The older I get, the more I'm struck by how much success in life, and satisfaction it hopefully brings, depends upon forces beyond our control.  The difficulties in my own life, most of which have been of my own making, seem modest compared to the good fortune visited upon me by forces that feel  beyond my control.  I was lucky to be born a Jew in America, lucky to have the enduring affection and unyielding loyalty of a mate I do not deserve, lucky to have produced two glittering children, one of whom at least has forgiven me my inadequacies as a father, lucky have all of the material comforts and economic security a reasonable person could want, lucky to have been in the right place and time to help write a landmark paper at a very young age that improved medical practice,  lucky to have stumbled into sharing this space with you.

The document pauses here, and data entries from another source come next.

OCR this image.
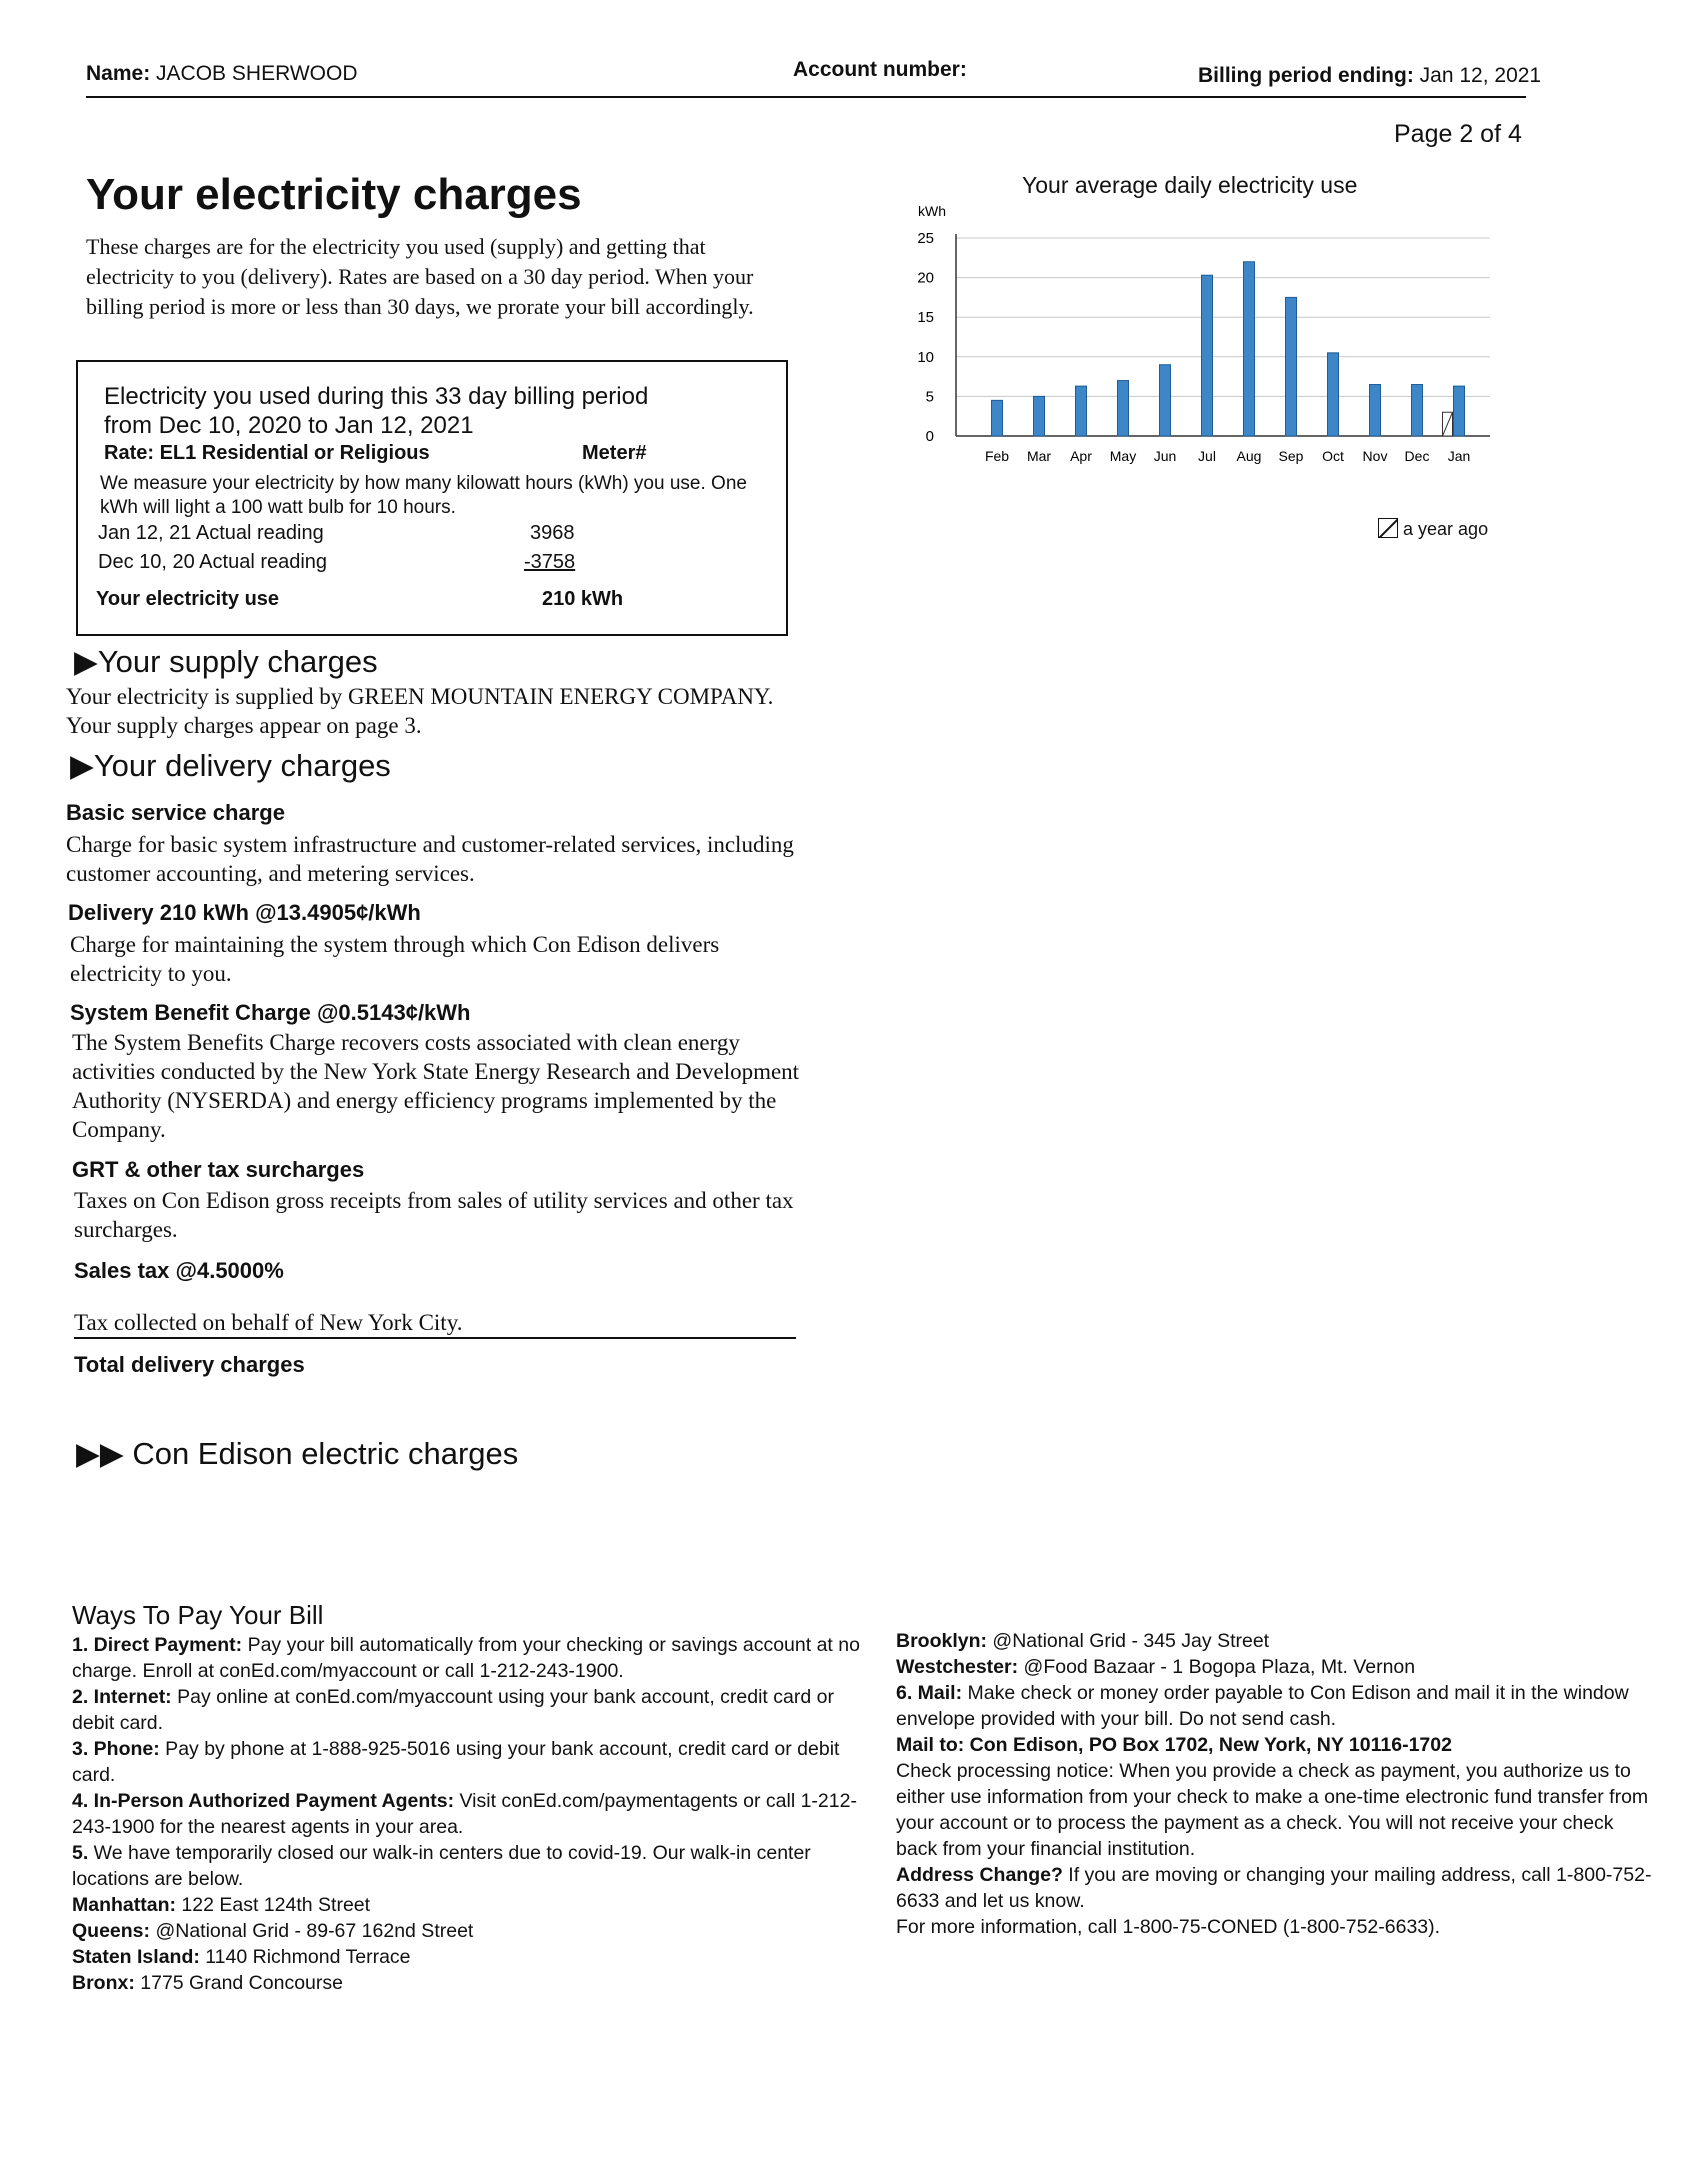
Name: JACOB SHERWOOD	Account number:	Billing period ending: Jan 12, 2021
Page 2 of 4
Your electricity charges
These charges are for the electricity you used (supply) and getting that electricity to you (delivery). Rates are based on a 30 day period. When your billing period is more or less than 30 days, we prorate your bill accordingly.
Electricity you used during this 33 day billing period
from Dec 10, 2020 to Jan 12, 2021
Rate: EL1 Residential or Religious	Meter#
We measure your electricity by how many kilowatt hours (kWh) you use. One kWh will light a 100 watt bulb for 10 hours.
Jan 12, 21 Actual reading	3968
Dec 10, 20 Actual reading	-3758
Your electricity use	210 kWh
▶Your supply charges
Your electricity is supplied by GREEN MOUNTAIN ENERGY COMPANY. Your supply charges appear on page 3.
▶Your delivery charges
Basic service charge
Charge for basic system infrastructure and customer-related services, including customer accounting, and metering services.
Delivery 210 kWh @13.4905¢/kWh
Charge for maintaining the system through which Con Edison delivers electricity to you.
System Benefit Charge @0.5143¢/kWh
The System Benefits Charge recovers costs associated with clean energy activities conducted by the New York State Energy Research and Development Authority (NYSERDA) and energy efficiency programs implemented by the Company.
GRT & other tax surcharges
Taxes on Con Edison gross receipts from sales of utility services and other tax surcharges.
Sales tax @4.5000%
Tax collected on behalf of New York City.
Total delivery charges
▶▶ Con Edison electric charges
Your average daily electricity use
kWh
0
5
10
15
20
25
Feb Mar Apr May Jun Jul Aug Sep Oct Nov Dec Jan
a year ago
Ways To Pay Your Bill
1. Direct Payment: Pay your bill automatically from your checking or savings account at no charge. Enroll at conEd.com/myaccount or call 1-212-243-1900.
2. Internet: Pay online at conEd.com/myaccount using your bank account, credit card or debit card.
3. Phone: Pay by phone at 1-888-925-5016 using your bank account, credit card or debit card.
4. In-Person Authorized Payment Agents: Visit conEd.com/paymentagents or call 1-212-243-1900 for the nearest agents in your area.
5. We have temporarily closed our walk-in centers due to covid-19. Our walk-in center locations are below.
Manhattan: 122 East 124th Street
Queens: @National Grid - 89-67 162nd Street
Staten Island: 1140 Richmond Terrace
Bronx: 1775 Grand Concourse
Brooklyn: @National Grid - 345 Jay Street
Westchester: @Food Bazaar - 1 Bogopa Plaza, Mt. Vernon
6. Mail: Make check or money order payable to Con Edison and mail it in the window envelope provided with your bill. Do not send cash.
Mail to: Con Edison, PO Box 1702, New York, NY 10116-1702
Check processing notice: When you provide a check as payment, you authorize us to either use information from your check to make a one-time electronic fund transfer from your account or to process the payment as a check. You will not receive your check back from your financial institution.
Address Change? If you are moving or changing your mailing address, call 1-800-752-6633 and let us know.
For more information, call 1-800-75-CONED (1-800-752-6633).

I've never been seriously ill or disabled, never lost a job, never buried a spouse, never felt the weight of discrimination, never worried about how the bills would get paid or what the future would hold.

And though I have mostly worked hard and overcome an obstacle here and there, I remain extremely skeptical that I somehow deserve my good fortune. Such a notion seems fatuous (to borrow your phrase) at the very least and sinister at the very worst. For one cannot argue that the more fortunate among us somehow deserve their good fortune without also embracing its counterpart,  that the unlucky and afflicted somehow somehow deserve their misery along with the indolent, the bigoted,, the inept and the criminal.